Re-key failure & cannot read metadata

Status
Not open for further replies.

darowley

Dabbler
Joined
Mar 16, 2017
Messages
16
I think I fell victim to a a combination of two "bugs".

No, I don't have a backup of my 24TB of data, but literally had just bought new hardware to setup as a full backup the day before and had started to copy a little bit of data over.

I'm new to this so here is what happened...

I added a passphrase to my 8 disk system (identical 5TB drives). Raidz2. (Was running freenas 9.10.1 but have now upgraded to 9.10.02) - I actually thought I had a passphrase but I never did to begin with. - Huge regret in adding that passphrase...

There was an error that popped up and then disappeared right after I added the passphrase. I didn't get a chance to read the error, but I think I saw the word "failed". I now think that this error was a re-key error. - I didn't change the encryption key, I just added a passphrase.

I rebooted.
Then the volume was LOCKED, and when trying to unlock, it said "Volume Failed Unlock".
I detached the volume to try to re attach it and only 3 of the drives showed up on page 2/3 (pick disks to decrypt). But with the correct key file and passphrase I got an error that it couldn't attach.
Via the shell I was able to "geli attach" those three drives, but the other FIVE seem to just give me this error: geli: Cannot read metadata from ada1p2: Invalid argument.

I have read a lot and have found this:
The freenas support page says this HIGLIGHTED in ORANGE: If a re-key fails on a multi-disk system, an alert is generated.
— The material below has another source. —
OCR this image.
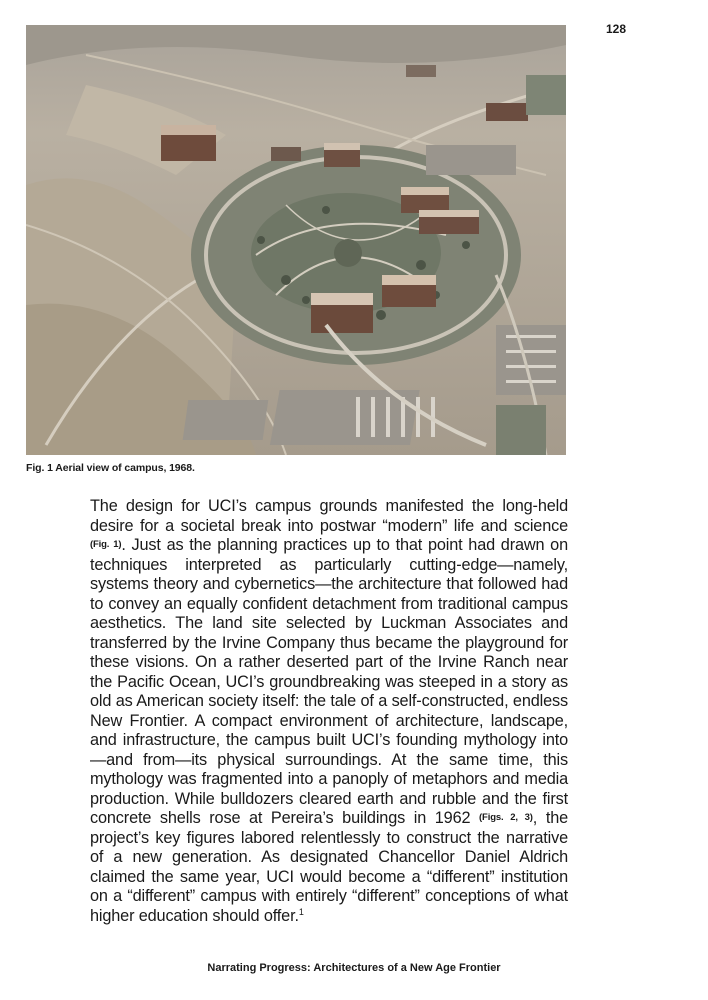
128
Fig. 1 Aerial view of campus, 1968.

The design for UCI’s campus grounds manifested the long-held desire for a societal break into postwar “modern” life and science (Fig. 1). Just as the planning practices up to that point had drawn on techniques interpreted as particularly cutting-edge—namely, systems theory and cybernetics—the architecture that followed had to convey an equally confident detachment from traditional campus aesthetics. The land site selected by Luckman Associates and transferred by the Irvine Company thus became the playground for these visions. On a rather deserted part of the Irvine Ranch near the Pacific Ocean, UCI’s groundbreaking was steeped in a story as old as American society itself: the tale of a self-constructed, endless New Frontier. A compact environment of architecture, landscape, and infrastructure, the campus built UCI’s founding mythology into—and from—its physical surroundings. At the same time, this mythology was fragmented into a panoply of metaphors and media production. While bulldozers cleared earth and rubble and the first concrete shells rose at Pereira’s buildings in 1962 (Figs. 2, 3), the project’s key figures labored relentlessly to construct the narrative of a new generation. As designated Chancellor Daniel Aldrich claimed the same year, UCI would become a “different” institution on a “different” campus with entirely “different” conceptions of what higher education should offer.$^1$

Narrating Progress: Architectures of a New Age Frontier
Do not ignore this alert as doing so may result in the loss of data.
https://doc.freenas.org/9.10/storage.html#managing-encrypted-volumes
So what is the user supposed to do when a re-key error happens? (I didn't even see the error long enough to read it)
I restarted... Was that bad?

Bug #1: https://bugs.pcbsd.org/issues/13409

So after trying to attach my keys and constantly getting the "geli: Cannot read metadata from ada1p2: Invalid argument." error. I decided to search some more and found that the metadata might be bad. WHAT EXACTLY IS IN THIS METADATA? Apparently it's pretty important to have a backup copy. And I don't think I have a backup unless there are backups made as part of the config or somewhere else but from the bug reports below, it looks like users like me are left in the dust because they just don't know enough... And, according to Xin, even if I did know about metadata:, "Those who want to backup GELI metadata either do not understand or are ignorant about how encryption should work". If only I would have known that the meta data of a drive was crucial for certain types of backup. I would have made a backup of it. - The one thing I know about encryption is that without a backup of your key you will be toast if you forget your password. In the case of freenas, you have to have the key file (very understandable). And sometimes a copy of your metadata (how was I supposed to know?).
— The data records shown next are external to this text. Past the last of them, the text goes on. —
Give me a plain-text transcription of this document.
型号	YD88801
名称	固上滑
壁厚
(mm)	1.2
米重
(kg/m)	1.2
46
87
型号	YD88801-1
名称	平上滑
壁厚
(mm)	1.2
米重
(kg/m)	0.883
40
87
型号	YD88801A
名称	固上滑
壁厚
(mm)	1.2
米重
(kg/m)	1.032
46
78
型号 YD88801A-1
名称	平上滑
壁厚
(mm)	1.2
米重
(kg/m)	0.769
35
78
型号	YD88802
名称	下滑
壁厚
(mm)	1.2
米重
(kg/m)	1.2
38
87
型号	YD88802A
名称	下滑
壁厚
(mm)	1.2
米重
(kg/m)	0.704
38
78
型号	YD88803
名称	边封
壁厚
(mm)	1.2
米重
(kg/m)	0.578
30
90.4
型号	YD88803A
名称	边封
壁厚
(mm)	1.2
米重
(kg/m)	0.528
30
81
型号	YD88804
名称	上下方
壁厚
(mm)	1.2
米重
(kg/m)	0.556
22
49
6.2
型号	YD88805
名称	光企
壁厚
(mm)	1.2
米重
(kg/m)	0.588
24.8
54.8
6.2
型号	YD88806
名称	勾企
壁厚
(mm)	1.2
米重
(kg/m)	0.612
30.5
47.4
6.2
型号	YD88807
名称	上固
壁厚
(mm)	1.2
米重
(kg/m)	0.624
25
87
Bug #2: From these two below, it appears that it was decided that if you don't know about metadata backups then too bad.
https://bugs.freenas.org/issues/3206
https://bugs.freenas.org/issues/2375
My opinion is that the freenas GUI should have a "backup" page to help users understand all the things that should be backed up and some tips / warnings on how to store the sensitive backup data / keys.

https://bugs.freenas.org/issues/2375 / Xin Li wrote:
First of all, the documentation is exaggerating the problem. While it's true that losing the metadata means a total loss of the whole drive, it fails to consider this: how is it different from losing a single drive due to hardware failure? No, there is no difference, and any qualified system administrator should take hardware failures into account. Is it likely to happen? No, because the data is not being overwritten frequently, it's not even being read often, if a hard drive is fragile like this, better chances that one already have other data corruptions and it's not something that can be solved by software.

Well, I personally disagree that it is no different. IT IS VERY DIFFERENT. My 5 drives did not "FAIL", the freenas GUI seemed to have not correctly added / updated the keys / metadata. - This is a documented issue (re-Key failure) and it appears to be marked as "fixed" but without the metadata backups, it appears that it might mean a "total loss of the whole drive" (5 of 8 for me). - I'm really hoping that isn't the case...

So I'm at a point where I hope someone can help me with this issue "geli: Cannot read metadata from ada1p2: Invalid argument."

I tried "geli backup" from one of the 5 unreadable disks, it just gave the same "Invalid Argument" error.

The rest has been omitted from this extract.